There are many challenges to identifying best, or better, practices to provide evidence-based practice for population health. There is a growing number of examples in which the broader content is evaluated beyond the traditional approach to critical appraisal that focuses entirely on scientific merit. In fact, an understanding of the context is crucial to making decisions about adoption of evidence.
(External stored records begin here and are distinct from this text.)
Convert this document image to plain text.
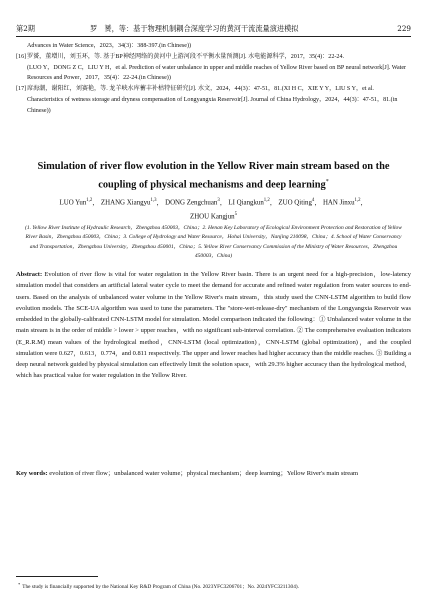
第2期	罗　赟，等：基于物理机制耦合深度学习的黄河干流流量演进模拟	229
Advances in Water Science，2023，34(3)：388-397.(in Chinese))
[16] 罗赟，董增川，刘玉环，等. 基于BP神经网络的黄河中上游河段不平衡水量预测[J]. 水电能源科学，2017，35(4)：22-24.
(LUO Y，DONG Z C，LIU Y H，et al. Prediction of water unbalance in upper and middle reaches of Yellow River based on BP neural network[J]. Water Resources and Power，2017，35(4)：22-24.(in Chinese))
[17] 席海潮，谢阳红，刘赛艳，等. 龙羊峡水库蓄丰补枯特征研究[J]. 水文，2024，44(3)：47-51，81.(XI H C，XIE Y Y，LIU S Y，et al. Characteristics of wetness storage and dryness compensation of Longyangxia Reservoir[J]. Journal of China Hydrology，2024，44(3)：47-51，81.(in Chinese))
Simulation of river flow evolution in the Yellow River main stream based on the coupling of physical mechanisms and deep learning*
LUO Yun$^{1,2}$， ZHANG Xiangyu$^{1,3}$， DONG Zengchuan$^3$， LI Qiangkun$^{1,2}$， ZUO Qiting$^4$， HAN Jinxu$^{1,2}$，
ZHOU Kangjun$^5$
(1. Yellow River Institute of Hydraulic Research，Zhengzhou 450003，China；2. Henan Key Laboratory of Ecological Environment Protection and Restoration of Yellow River Basin，Zhengzhou 450003，China；3. College of Hydrology and Water Resource，Hohai University，Nanjing 210098，China；4. School of Water Conservancy and Transportation，Zhengzhou University，Zhengzhou 450001，China；5. Yellow River Conservancy Commission of the Ministry of Water Resources，Zhengzhou 450003，China)
Abstract: Evolution of river flow is vital for water regulation in the Yellow River basin. There is an urgent need for a high-precision，low-latency simulation model that considers an artificial lateral water cycle to meet the demand for accurate and refined water regulation from water sources to end-users. Based on the analysis of unbalanced water volume in the Yellow River's main stream，this study used the CNN-LSTM algorithm to build flow evolution models. The SCE-UA algorithm was used to tune the parameters. The "store-wet-release-dry" mechanism of the Longyangxia Reservoir was embedded in the globally-calibrated CNN-LSTM model for simulation. Model comparison indicated the following：① Unbalanced water volume in the main stream is in the order of middle > lower > upper reaches，with no significant sub-interval correlation. ② The comprehensive evaluation indicators (E_R.R.M) mean values of the hydrological method，CNN-LSTM (local optimization)，CNN-LSTM (global optimization)，and the coupled simulation were 0.627，0.613，0.774，and 0.811 respectively. The upper and lower reaches had higher accuracy than the middle reaches. ③ Building a deep neural network guided by physical simulation can effectively limit the solution space，with 29.3% higher accuracy than the hydrological method，which has practical value for water regulation in the Yellow River.
Key words: evolution of river flow；unbalanced water volume；physical mechanism；deep learning；Yellow River's main stream
* The study is financially supported by the National Key R&D Program of China (No. 2023YFC3206701；No. 2024YFC3211304).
The Flynn et al. (Reference Flynn, McNeil, Maloff, Mutasingwa, Wu, Ford and Tough2006) synthesis provides information from both traditional and broader contexts, which allows a more comprehensive examination of programmes to enable identification of promising programmes and interventions. This approach is particularly important in the area of childhood obesity prevention and intervention programming as the epidemic continues to grow at an ever-increasing pace.